Before you stands one of the most iconic — and controversial — covers from pulp fiction's golden age. Painted by Margaret Brundage, the only woman to regularly grace Weird Tales covers, this December 1934 image illustrates Robert E. Howard's Conan-adjacent tale 'A Witch Shall Be Born.' A dominatrix figure in a golden bikini top and flowing red skirt stands over a cowering woman on stone pavement, whip in hand — all rendered in Brundage's distinctive soft pastel-meets-oil style that consistently pushed the boundaries of 1930s newstand propriety.

Category: Magazine Cover
Publication: Weird Tales
Source: Internet Archive
Decade: 1930s
Country: United States
Coolness: 8/10

Brundage's soft, almost delicate pastel technique creates an odd tension with the overtly aggressive subject matter — the whip and power dynamic rendered with the aesthetic gentleness of a glamour portrait.

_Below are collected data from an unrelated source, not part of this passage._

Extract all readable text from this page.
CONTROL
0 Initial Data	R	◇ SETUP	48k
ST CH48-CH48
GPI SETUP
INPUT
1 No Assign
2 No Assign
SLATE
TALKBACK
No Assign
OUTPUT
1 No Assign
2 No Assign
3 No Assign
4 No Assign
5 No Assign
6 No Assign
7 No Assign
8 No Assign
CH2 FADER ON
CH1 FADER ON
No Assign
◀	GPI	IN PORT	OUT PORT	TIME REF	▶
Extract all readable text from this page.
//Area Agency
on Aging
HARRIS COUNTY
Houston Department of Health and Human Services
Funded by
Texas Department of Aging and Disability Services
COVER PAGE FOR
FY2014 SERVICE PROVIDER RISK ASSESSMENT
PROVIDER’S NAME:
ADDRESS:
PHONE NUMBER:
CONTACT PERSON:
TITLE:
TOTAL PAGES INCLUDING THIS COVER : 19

The result is peak Weird Tales: simultaneously titillating, threatening, and strangely elegant.

Text in image:

DECEMBER, 1934 Weird Tales A WITCH SHALL BE BORN Dark Magic • Mad Passion Red Carnage By ROBERT E. HOWARD CLARK ASHTON SMITH BASSETT MORGAN C. L. MOORE DEC. 25c Vol. 24, No. 6—25c WEIRD TALES Printed in U.S.A.